Hallihallo und so weiter,
es passiert viel in dieser Welt, das Meiste davon macht Bauchschmerzen und weil man manchmal ein bisschen mentalen Urlaub von negativer Dauerbeschallung braucht, widmen wir uns hier popkulturellen Themen, die zwar auch wütend machen, die Welt aber zumindest nicht in weitere historische Tiefpunkte stürzt.
Deswegen sprechen wir heute über pseudomaskuline Sexualität jenseits aller Schamgrenzen und – nee, damit meine ich nicht Babygirl, sondern die aktuellste Staffel der Dating-Show Make Love Fake Love, aber dazu gleich mehr. Wir starten mit einem Film, der sehr nackt, semi provokativ und leider auch etwas quatschig ist. Let’s go.
Ich bin ganz generell immer für Filme zu haben, in denen sexuelle Fantasien des Mainstream ausgekostet werden. Nicht nur, weil man mit solchen Themen ein bisschen mehr Internetaufmerksamkeit erhält als mit Berlinale-Filmen, in denen Menschen mit in den Spiegelungen einer Schaufensterreklame erkennen, dass die deutsche Erbschuld an der Karriere von Thomas Gottschalk sie nicht ganz loslässt. Nein, ich finde filmische Grenzerfahrungen spannend und wo finden wir das? Ganz genau, bei Todesangst und Sex, deswegen yay Horror-Genre und Erotik-Thriller – oder wo auch immer sich Babygirl einordnen würde.
Ugh, Babygirl
Worum geht’s?

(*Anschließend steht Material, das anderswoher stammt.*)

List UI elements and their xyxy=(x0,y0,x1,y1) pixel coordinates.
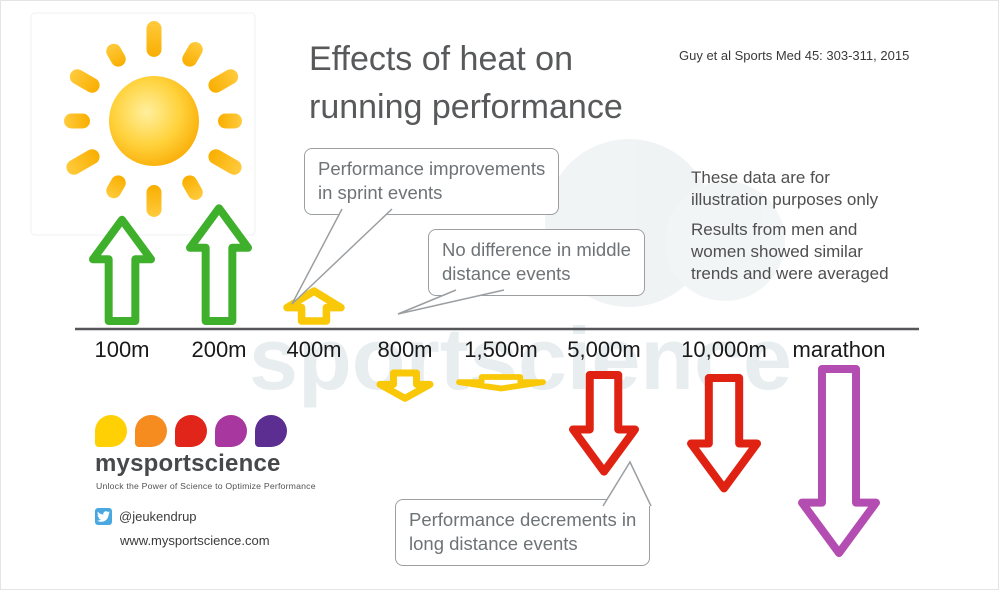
arrow-10,000m-down xyxy=(687,374,761,493)
arrow-100m-up xyxy=(89,215,155,325)
watermark-circle xyxy=(665,181,785,301)
sun-rays xyxy=(64,21,242,217)
arrow-1,500m-down xyxy=(456,374,546,392)
callout-long: Performance decrements in long distance … xyxy=(395,499,651,566)
sun-ray xyxy=(66,149,100,175)
logo-shape-3 xyxy=(175,415,207,447)
twitter-row: @jeukendrup xyxy=(95,508,197,525)
sun-ray xyxy=(64,113,90,129)
sun-ray xyxy=(208,149,242,175)
sun-ray xyxy=(106,43,126,67)
arrow-800m-down xyxy=(376,369,434,402)
sun-core xyxy=(109,76,199,166)
note-disclaimer: These data are for illustration purposes… xyxy=(691,168,879,210)
axis-label-800m: 800m xyxy=(377,337,433,362)
brand-tagline: Unlock the Power of Science to Optimize … xyxy=(96,481,316,491)
axis-label-5,000m: 5,000m xyxy=(567,337,641,362)
axis-label-10,000m: 10,000m xyxy=(681,337,767,362)
logo-shape-4 xyxy=(215,415,247,447)
citation: Guy et al Sports Med 45: 303-311, 2015 xyxy=(679,48,910,63)
callout-middle: No difference in middle distance events xyxy=(428,229,645,296)
arrow-5,000m-down xyxy=(569,371,639,476)
axis-label-400m: 400m xyxy=(286,337,342,362)
sun-ray xyxy=(218,113,242,129)
sun-ray xyxy=(182,175,203,200)
sun-icon xyxy=(64,21,242,217)
watermark-text: sportscience xyxy=(249,309,792,408)
arrow-marathon-down xyxy=(798,365,880,557)
sun-ray xyxy=(106,175,126,199)
axis-label-1,500m: 1,500m xyxy=(464,337,538,362)
arrow-200m-up xyxy=(186,204,252,325)
sun-ray xyxy=(69,69,100,93)
axis-label-marathon: marathon xyxy=(792,337,886,362)
sun-ray xyxy=(208,69,239,93)
sun-ray xyxy=(182,42,203,67)
note-methods: Results from men and women showed simila… xyxy=(691,220,889,284)
twitter-bird-icon xyxy=(95,508,112,525)
page-title: Effects of heat on running performance xyxy=(309,40,623,127)
sun-ray xyxy=(146,21,162,57)
logo-shape-1 xyxy=(95,415,127,447)
brand-name: mysportscience xyxy=(95,450,281,477)
axis-label-200m: 200m xyxy=(191,337,247,362)
callout-sprint: Performance improvements in sprint event… xyxy=(304,148,560,215)
axis-label-100m: 100m xyxy=(94,337,150,362)
logo-shapes xyxy=(95,415,287,447)
arrow-400m-up xyxy=(283,287,345,325)
arrows-layer xyxy=(89,204,880,557)
website-url: www.mysportscience.com xyxy=(120,533,270,548)
sun-ray xyxy=(146,185,162,217)
logo-shape-2 xyxy=(135,415,167,447)
logo-shape-5 xyxy=(255,415,287,447)
twitter-handle: @jeukendrup xyxy=(119,509,197,524)
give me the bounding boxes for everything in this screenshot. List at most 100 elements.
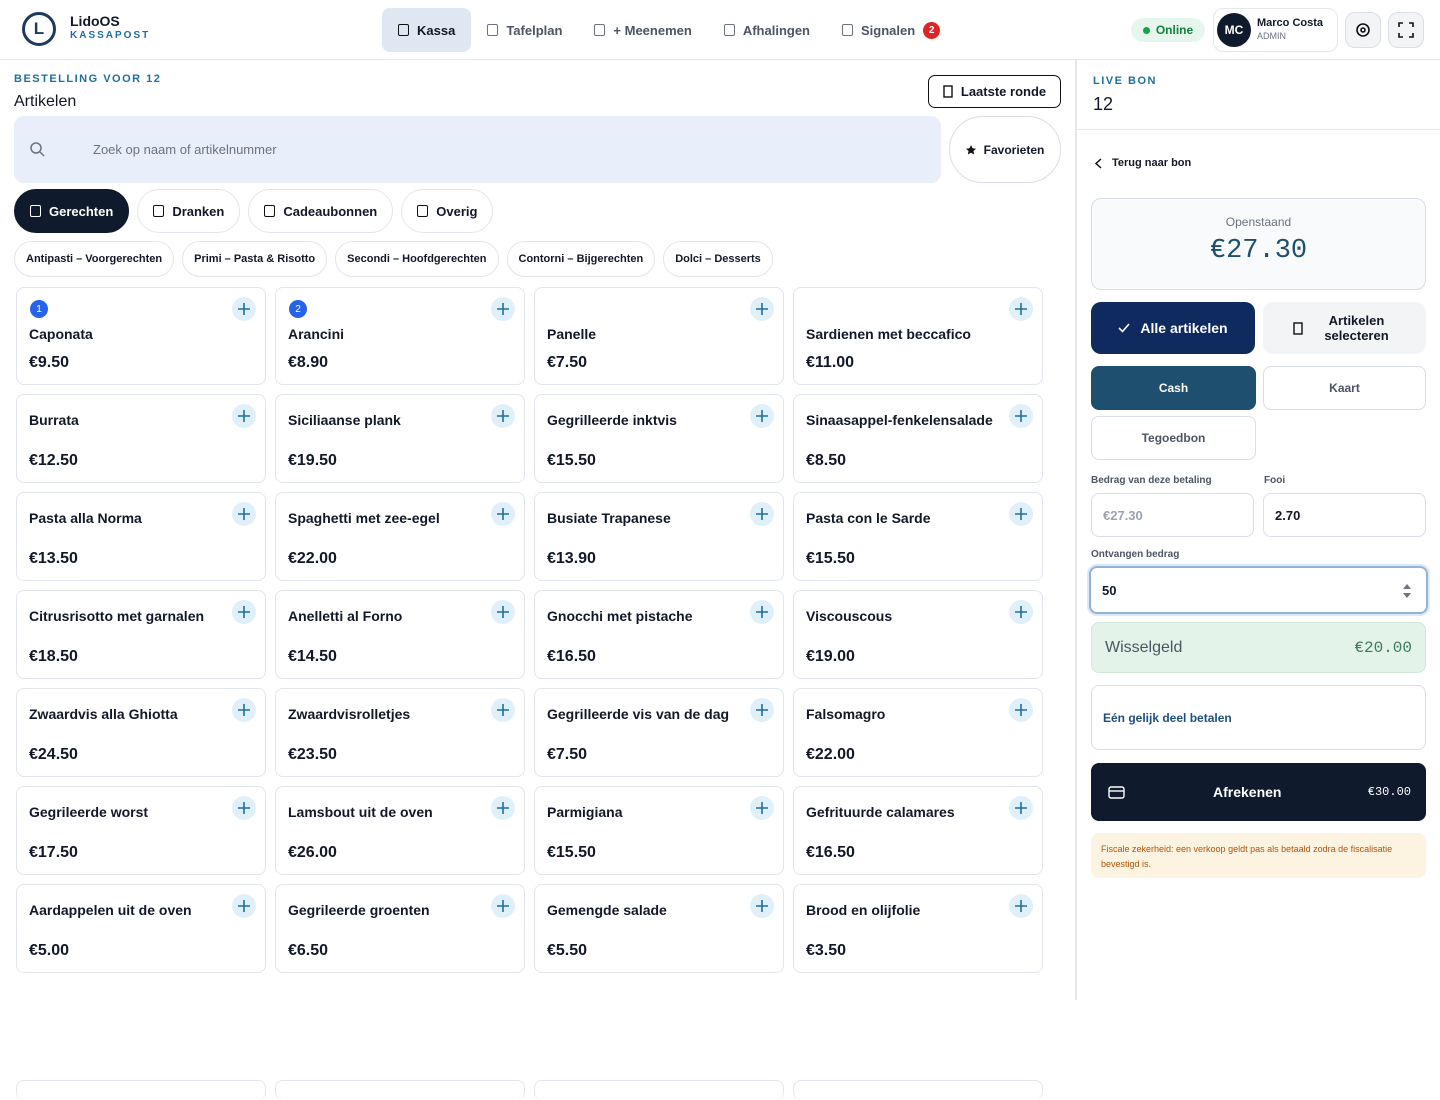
add-button[interactable] — [232, 502, 256, 526]
add-button[interactable] — [750, 894, 774, 918]
item-card[interactable]: Panelle €7.50 — [534, 287, 784, 385]
item-price: €5.00 — [29, 942, 70, 959]
add-button[interactable] — [750, 502, 774, 526]
add-button[interactable] — [232, 698, 256, 722]
subcategory-chip[interactable]: Contorni – Bijgerechten — [506, 241, 656, 277]
item-card[interactable]: Pasta con le Sarde €15.50 — [793, 492, 1043, 581]
received-input[interactable]: 50 — [1089, 566, 1428, 614]
item-card[interactable]: Siciliaanse plank €19.50 — [275, 394, 525, 483]
fullscreen-button[interactable] — [1388, 12, 1424, 48]
item-card[interactable]: Burrata €12.50 — [16, 394, 266, 483]
item-card[interactable]: Falsomagro €22.00 — [793, 688, 1043, 777]
select-items-button[interactable]: Artikelen selecteren — [1263, 302, 1426, 354]
item-card[interactable]: Citrusrisotto met garnalen €18.50 — [16, 590, 266, 679]
subcategory-chip[interactable]: Primi – Pasta & Risotto — [182, 241, 328, 277]
category-tab[interactable]: Cadeaubonnen — [248, 189, 394, 233]
add-button[interactable] — [232, 404, 256, 428]
add-button[interactable] — [750, 698, 774, 722]
back-link[interactable]: Terug naar bon — [1095, 157, 1191, 169]
add-button[interactable] — [232, 297, 256, 321]
subcategory-chip[interactable]: Antipasti – Voorgerechten — [14, 241, 175, 277]
checkout-button[interactable]: Afrekenen €30.00 — [1091, 763, 1426, 821]
item-card[interactable]: Viscouscous €19.00 — [793, 590, 1043, 679]
add-button[interactable] — [491, 600, 515, 624]
add-button[interactable] — [491, 796, 515, 820]
item-card[interactable]: Gegrilleerde vis van de dag €7.50 — [534, 688, 784, 777]
amount-input[interactable]: €27.30 — [1091, 493, 1254, 537]
all-items-button[interactable]: Alle artikelen — [1091, 302, 1255, 354]
item-card[interactable]: Gegrileerde groenten €6.50 — [275, 884, 525, 973]
item-card[interactable]: Aardappelen uit de oven €5.00 — [16, 884, 266, 973]
item-card[interactable]: Gegrilleerde inktvis €15.50 — [534, 394, 784, 483]
tip-input[interactable]: 2.70 — [1263, 493, 1426, 537]
add-button[interactable] — [491, 698, 515, 722]
nav-item[interactable]: Signalen 2 — [826, 8, 956, 52]
add-button[interactable] — [491, 297, 515, 321]
add-button[interactable] — [1009, 894, 1033, 918]
category-tab[interactable]: Gerechten — [14, 189, 130, 233]
split-button[interactable]: Eén gelijk deel betalen — [1091, 685, 1426, 750]
item-card[interactable]: Gefrituurde calamares €16.50 — [793, 786, 1043, 875]
payment-method[interactable]: Tegoedbon — [1091, 416, 1256, 460]
nav-label: Signalen — [861, 22, 916, 38]
add-button[interactable] — [232, 894, 256, 918]
add-button[interactable] — [1009, 600, 1033, 624]
add-button[interactable] — [1009, 297, 1033, 321]
item-card[interactable]: Parmigiana €15.50 — [534, 786, 784, 875]
category-tab[interactable]: Dranken — [137, 189, 241, 233]
nav-item[interactable]: + Meenemen — [578, 8, 707, 52]
item-price: €18.50 — [29, 648, 78, 665]
add-button[interactable] — [750, 796, 774, 820]
item-price: €15.50 — [806, 550, 855, 567]
outstanding-amount: €27.30 — [1209, 236, 1308, 266]
favorites-button[interactable]: Favorieten — [949, 116, 1061, 183]
item-card[interactable]: Anelletti al Forno €14.50 — [275, 590, 525, 679]
item-name: Gegrilleerde inktvis — [547, 412, 677, 428]
subcategory-chip[interactable]: Dolci – Desserts — [663, 241, 773, 277]
item-name: Spaghetti met zee-egel — [288, 510, 440, 526]
add-button[interactable] — [1009, 796, 1033, 820]
item-price: €13.90 — [547, 550, 596, 567]
item-card[interactable]: Spaghetti met zee-egel €22.00 — [275, 492, 525, 581]
add-button[interactable] — [491, 894, 515, 918]
item-card[interactable]: Zwaardvisrolletjes €23.50 — [275, 688, 525, 777]
item-card[interactable]: Sinaasappel-fenkelensalade €8.50 — [793, 394, 1043, 483]
add-button[interactable] — [750, 600, 774, 624]
search-box[interactable]: Zoek op naam of artikelnummer — [14, 116, 941, 183]
item-card[interactable]: Zwaardvis alla Ghiotta €24.50 — [16, 688, 266, 777]
item-card[interactable]: 2 Arancini €8.90 — [275, 287, 525, 385]
add-button[interactable] — [1009, 502, 1033, 526]
all-items-text: Alle artikelen — [1140, 320, 1228, 336]
icon — [264, 205, 276, 217]
nav-item[interactable]: Afhalingen — [708, 8, 826, 52]
item-card[interactable]: Sardienen met beccafico €11.00 — [793, 287, 1043, 385]
nav-item[interactable]: Tafelplan — [471, 8, 578, 52]
item-card[interactable]: Brood en olijfolie €3.50 — [793, 884, 1043, 973]
item-card[interactable]: 1 Caponata €9.50 — [16, 287, 266, 385]
category-tab[interactable]: Overig — [401, 189, 494, 233]
payment-method[interactable]: Cash — [1091, 366, 1256, 410]
item-card[interactable]: Pasta alla Norma €13.50 — [16, 492, 266, 581]
add-button[interactable] — [232, 796, 256, 820]
add-button[interactable] — [491, 404, 515, 428]
subcategory-chip[interactable]: Secondi – Hoofdgerechten — [335, 241, 499, 277]
add-button[interactable] — [491, 502, 515, 526]
settings-button[interactable] — [1345, 12, 1381, 48]
add-button[interactable] — [750, 297, 774, 321]
item-card[interactable]: Busiate Trapanese €13.90 — [534, 492, 784, 581]
item-name: Burrata — [29, 412, 79, 428]
add-button[interactable] — [1009, 404, 1033, 428]
item-name: Gegrilleerde vis van de dag — [547, 706, 730, 722]
item-card[interactable]: Gemengde salade €5.50 — [534, 884, 784, 973]
user-card[interactable] — [1213, 8, 1338, 52]
add-button[interactable] — [1009, 698, 1033, 722]
item-card[interactable]: Gnocchi met pistache €16.50 — [534, 590, 784, 679]
last-round-button[interactable]: Laatste ronde — [928, 75, 1061, 108]
item-card[interactable]: Lamsbout uit de oven €26.00 — [275, 786, 525, 875]
payment-method[interactable]: Kaart — [1263, 366, 1426, 410]
add-button[interactable] — [750, 404, 774, 428]
user-role: ADMIN — [1257, 31, 1286, 41]
nav-item[interactable]: Kassa — [382, 8, 472, 52]
add-button[interactable] — [232, 600, 256, 624]
item-card[interactable]: Gegrileerde worst €17.50 — [16, 786, 266, 875]
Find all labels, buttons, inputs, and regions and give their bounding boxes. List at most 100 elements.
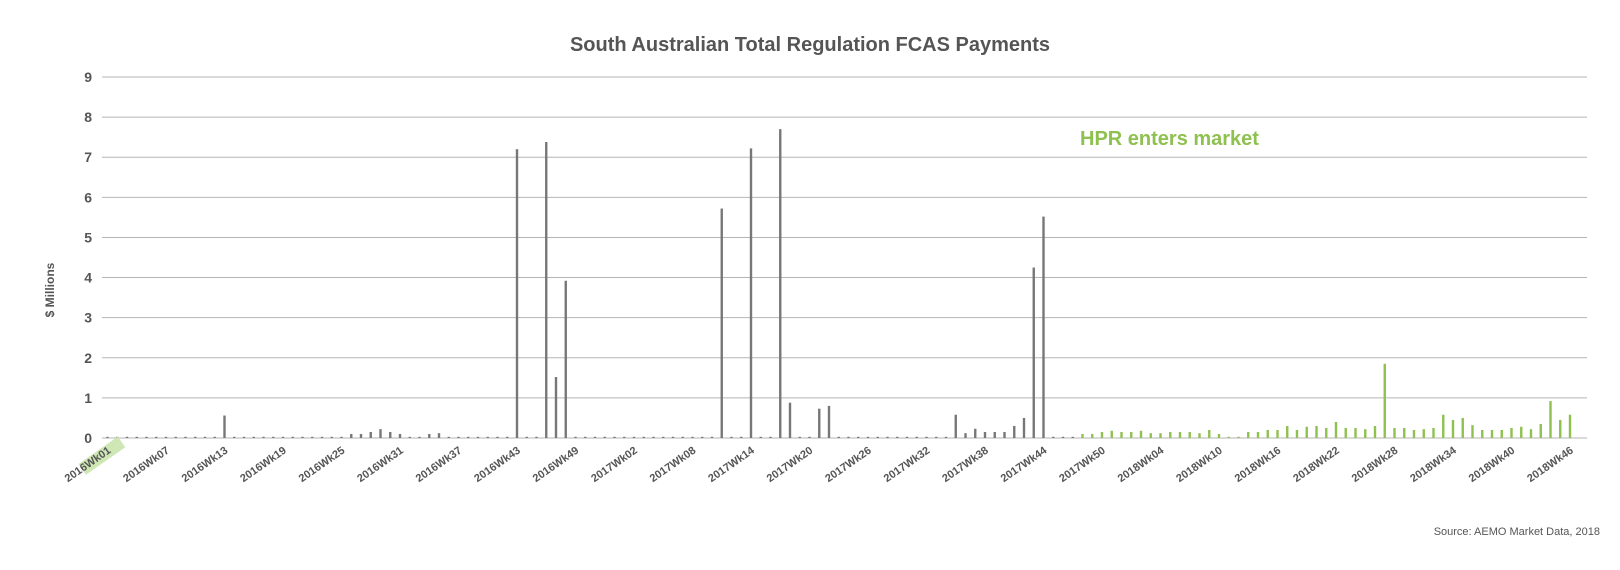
bar (944, 436, 948, 438)
bar (837, 436, 840, 438)
x-tick-label: 2018Wk46 (1525, 445, 1575, 485)
bar (506, 436, 509, 438)
bar (311, 436, 314, 438)
bar (779, 129, 782, 438)
bar (740, 436, 743, 438)
bar (1451, 419, 1455, 438)
bar (281, 436, 285, 438)
bar (1403, 427, 1406, 438)
bar (730, 436, 733, 438)
bar (1110, 430, 1113, 438)
bar (1130, 431, 1133, 438)
bar (1295, 429, 1299, 438)
bar (262, 436, 265, 438)
bar (1032, 267, 1035, 438)
bar (1188, 431, 1191, 438)
chart-title: South Australian Total Regulation FCAS P… (569, 34, 1051, 56)
bar (125, 436, 129, 438)
bar (1461, 417, 1464, 438)
bar (1383, 363, 1386, 438)
bar (525, 436, 528, 438)
bar (1559, 419, 1562, 438)
bar (1100, 431, 1104, 438)
bar (818, 408, 821, 438)
x-tick-label: 2016Wk01 (63, 445, 113, 485)
bar (1237, 436, 1240, 438)
bar (359, 433, 363, 438)
bar (1568, 414, 1572, 438)
bar (340, 436, 343, 438)
x-tick-label: 2018Wk04 (1116, 444, 1167, 485)
bar (1442, 414, 1445, 438)
bar (1510, 427, 1513, 438)
bar (593, 436, 597, 438)
bar (720, 208, 723, 438)
bar (954, 414, 957, 438)
bar (798, 436, 801, 438)
x-tick-label: 2017Wk50 (1057, 445, 1107, 485)
bar (467, 436, 470, 438)
bar (398, 433, 402, 438)
bar (1432, 427, 1435, 438)
bar (252, 436, 255, 438)
x-tick-label: 2017Wk20 (765, 445, 815, 485)
bar (876, 436, 879, 438)
bar (681, 436, 684, 438)
x-tick-label: 2017Wk26 (823, 445, 873, 485)
bar (886, 436, 889, 438)
bar (1334, 421, 1338, 438)
bar (1198, 433, 1201, 438)
x-tick-label: 2016Wk37 (414, 445, 464, 485)
bar (1178, 431, 1182, 438)
bar (1315, 425, 1318, 438)
x-tick-label: 2018Wk28 (1350, 445, 1400, 485)
y-tick-label: 5 (84, 229, 92, 245)
x-tick-label: 2016Wk07 (121, 445, 171, 485)
bar (827, 405, 831, 438)
bar (1529, 429, 1533, 438)
bar (1286, 425, 1289, 438)
bar (1169, 431, 1172, 438)
bar (808, 436, 811, 438)
source-note: Source: AEMO Market Data, 2018 (1433, 526, 1600, 538)
bar (106, 436, 109, 438)
bar (476, 436, 480, 438)
bar (915, 436, 918, 438)
bar (691, 436, 694, 438)
bar (788, 402, 792, 438)
y-tick-label: 9 (84, 69, 92, 85)
bar (350, 433, 353, 438)
bar (1520, 426, 1523, 438)
bar (652, 436, 655, 438)
bar (574, 436, 577, 438)
bar (1061, 436, 1065, 438)
bar (857, 436, 860, 438)
y-tick-label: 0 (84, 430, 92, 446)
bar (1481, 429, 1484, 438)
bar (135, 436, 138, 438)
bar (233, 436, 236, 438)
x-tick-label: 2017Wk44 (999, 444, 1050, 485)
bar (1344, 427, 1347, 438)
bar (145, 436, 148, 438)
bar (603, 436, 606, 438)
bar (1325, 427, 1328, 438)
bar (213, 436, 216, 438)
bar (769, 436, 772, 438)
bar (486, 436, 489, 438)
bar (515, 149, 519, 438)
bar (1490, 429, 1494, 438)
bar (291, 436, 294, 438)
bar (642, 436, 645, 438)
y-tick-label: 2 (84, 350, 92, 366)
bar (1354, 427, 1357, 438)
bar (330, 436, 333, 438)
x-tick-label: 2016Wk43 (472, 445, 522, 485)
y-tick-label: 1 (84, 390, 92, 406)
bar (584, 436, 587, 438)
bar (369, 431, 372, 438)
x-tick-label: 2018Wk10 (1174, 445, 1224, 485)
bar (447, 436, 450, 438)
bar (1373, 425, 1377, 438)
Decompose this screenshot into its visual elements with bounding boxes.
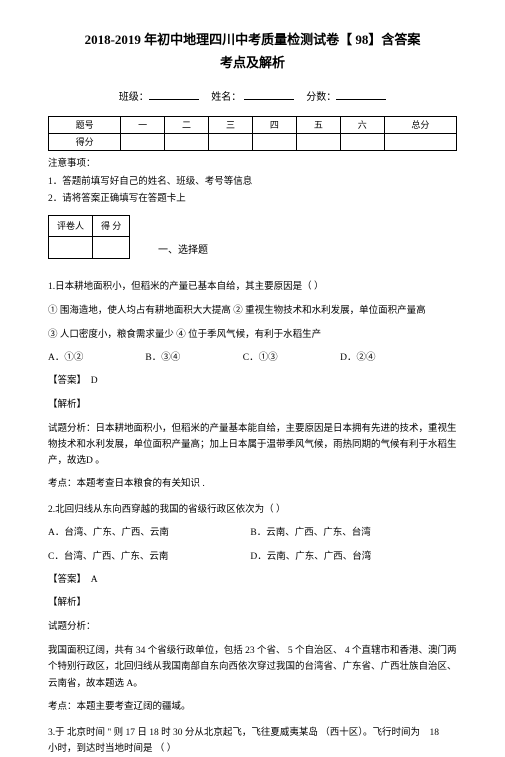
col-head: 三 [209, 116, 253, 133]
score-cell[interactable] [384, 133, 456, 150]
q3-stem-c: 小时，到达时当地时间是 （ ） [48, 744, 176, 754]
row-label: 题号 [49, 116, 121, 133]
score-cell[interactable] [121, 133, 165, 150]
q2-analysis-label: 【解析】 [48, 596, 457, 611]
table-row: 评卷人 得 分 [49, 215, 130, 236]
q1-options-line1: ① 围海造地，使人均占有耕地面积大大提高 ② 重视生物技术和水利发展，单位面积产… [48, 303, 457, 319]
notes-head: 注意事项： [48, 157, 457, 172]
q2-analysis-head: 试题分析： [48, 619, 457, 635]
answer-value: A [91, 575, 98, 585]
q1-choices: A．①② B．③④ C．①③ D．②④ [48, 351, 457, 366]
score-blank[interactable] [336, 88, 386, 100]
name-label: 姓名： [211, 92, 241, 103]
score-cell[interactable] [93, 237, 130, 258]
page-subtitle: 考点及解析 [48, 53, 457, 74]
score-cell[interactable] [296, 133, 340, 150]
choice-d[interactable]: D．②④ [340, 351, 375, 366]
choice-b[interactable]: B．云南、广西、广东、台湾 [250, 526, 370, 541]
choice-d[interactable]: D．云南、广东、广西、台湾 [250, 550, 371, 565]
info-line: 班级： 姓名： 分数： [48, 88, 457, 106]
col-head: 二 [165, 116, 209, 133]
q1-options-line2: ③ 人口密度小，粮食需求量少 ④ 位于季风气候，有利于水稻生产 [48, 327, 457, 343]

Nicole Kidman spielt eine Frau, die sehr reich damit geworden ist, Prozesse zu automatisieren, sprich: Sehr viele Leute arbeitslos zu machen. Letzteres sagt der Film natürlich nicht so klar, er möchte schließlich, dass wir auf der Seite der Protagonistin ist. Die hat nämlich ein Problem: Beim Sex mit ihrem Mann, Theaterregisseur und HOT, denn er wird von einem ergrauten Antonio Banderas gespielt, kommt sie nicht zum Orgasmus.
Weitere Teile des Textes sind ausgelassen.